Why Do Models Underperform?

Nov 26, 2018

Your analytics team spent months learning the business, defining the problem, and developing the data. Another few weeks and the models were trained. All indications were that your new models and analytics capabilities were going to usher in a new phase for your organization. Fast forward six months and there you are, wondering why these models are not working as projected. What happened? This thing must be broken, right? The short answer is: probably not. While a defect in the transition from design, to test, to production is always possible…more often, there are more subtle root causes for an “underperforming” model. These causes can exist at every phase of the project and, sometimes, are even out of our control.

As data scientists, we have more resources and computing power than ever before. Novel approaches and complex algorithms, once left to the pages of academic journals, are increasingly at our fingertips. With this has come an explosion in the number of trials, algorithms, iterations, and sampling approaches analysts use. Far too often this can lead to the traditional overfitting pitfalls we strive so hard to avoid, albeit in a different form. Improper usage of holdout and test samples are an increasing cause of overfitting when analysts begin choosing parameter settings and model structures based on how they perform in these partitions. This leads not to overfitting our models to our training data, but rather we have overfit them to the test data. When we use these results to set expectations for future results, we are often left “underperforming.”
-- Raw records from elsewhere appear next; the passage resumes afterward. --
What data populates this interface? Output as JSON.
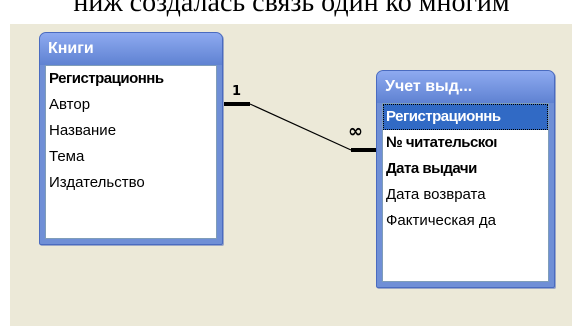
{
  "caption": "ниж создалась связь один ко многим",
  "tables": {
    "books": {
      "title": "Книги",
      "fields": [
        "Регистрационнь",
        "Автор",
        "Название",
        "Тема",
        "Издательство"
      ]
    },
    "issues": {
      "title": "Учет выд...",
      "fields": [
        "Регистрационнь",
        "№ читательскоı",
        "Дата выдачи",
        "Дата возврата",
        "Фактическая да"
      ]
    }
  },
  "relationship": {
    "one_label": "1",
    "many_label": "∞"
  },
  "colors": {
    "title_bar": "#6f8fd6",
    "selection": "#316ac5",
    "canvas": "#ece9d8"
  }
}
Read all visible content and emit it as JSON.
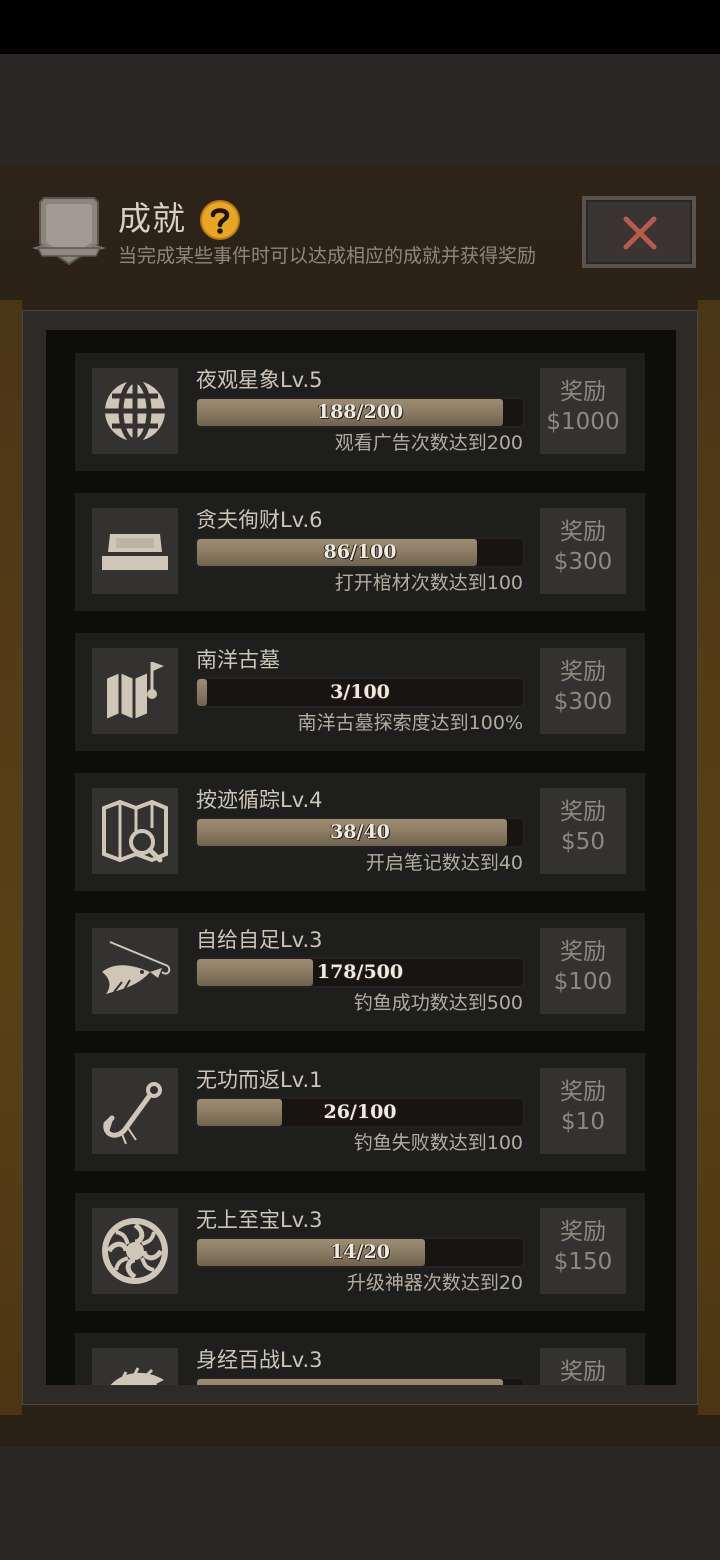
{
  "header": {
    "title": "成就",
    "subtitle": "当完成某些事件时可以达成相应的成就并获得奖励",
    "help_icon": "question-mark-icon",
    "close_icon": "close-x-icon"
  },
  "colors": {
    "accent_gold": "#e8a623",
    "close_red": "#b85a4a",
    "progress_fill": "#8a7b62",
    "card_bg": "#1e1e1d"
  },
  "achievements": [
    {
      "icon": "globe-icon",
      "title": "夜观星象Lv.5",
      "current": 188,
      "target": 200,
      "progress_text": "188/200",
      "description": "观看广告次数达到200",
      "reward_label": "奖励",
      "reward_amount": "$1000"
    },
    {
      "icon": "coffin-icon",
      "title": "贪夫徇财Lv.6",
      "current": 86,
      "target": 100,
      "progress_text": "86/100",
      "description": "打开棺材次数达到100",
      "reward_label": "奖励",
      "reward_amount": "$300"
    },
    {
      "icon": "map-flag-icon",
      "title": "南洋古墓",
      "current": 3,
      "target": 100,
      "progress_text": "3/100",
      "description": "南洋古墓探索度达到100%",
      "reward_label": "奖励",
      "reward_amount": "$300"
    },
    {
      "icon": "map-search-icon",
      "title": "按迹循踪Lv.4",
      "current": 38,
      "target": 40,
      "progress_text": "38/40",
      "description": "开启笔记数达到40",
      "reward_label": "奖励",
      "reward_amount": "$50"
    },
    {
      "icon": "fishing-icon",
      "title": "自给自足Lv.3",
      "current": 178,
      "target": 500,
      "progress_text": "178/500",
      "description": "钓鱼成功数达到500",
      "reward_label": "奖励",
      "reward_amount": "$100"
    },
    {
      "icon": "fish-hook-icon",
      "title": "无功而返Lv.1",
      "current": 26,
      "target": 100,
      "progress_text": "26/100",
      "description": "钓鱼失败数达到100",
      "reward_label": "奖励",
      "reward_amount": "$10"
    },
    {
      "icon": "artifact-emblem-icon",
      "title": "无上至宝Lv.3",
      "current": 14,
      "target": 20,
      "progress_text": "14/20",
      "description": "升级神器次数达到20",
      "reward_label": "奖励",
      "reward_amount": "$150"
    },
    {
      "icon": "beast-icon",
      "title": "身经百战Lv.3",
      "current": 47,
      "target": 50,
      "progress_text": "",
      "description": "",
      "reward_label": "奖励",
      "reward_amount": ""
    }
  ]
}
When we set expectations for our models, we often rely on historical data as the inputs into our future projections. We use some previous population to estimate what our solutions will do moving forward – inevitably binding our success to these values. In situations where the future does not mirror the past, our models may not perform as we expect across all metrics. For example, if the event that we are trying to capture (a fraudulent transaction, an on-time payment, a response to a treatment, etc.) becomes more scarce, certain metrics will – by definition – begin to underperform compared to our expectations. In these situations, rather than providing stakeholders with a point estimate of a single metric, it is best to provide a range of possible values as well as additional (more stable) performance metrics to monitor.

Lastly, we often rely on this same historical data as the inputs in the model fitting process. If unplanned or unknown changes in the “shape” of that data are not accounted for, we can expect to see a different and likely “underperforming” model in production. For example, the Tax Cuts and Jobs Act of 2017 has created a situation where analysts can expect taxpayer behavior, and the underlying data, to change “shape” in many ways.

Any model, business rule, or other data driven process going into production for 2019, that does not account for these changes now, is almost certain to “underperform” next filing season.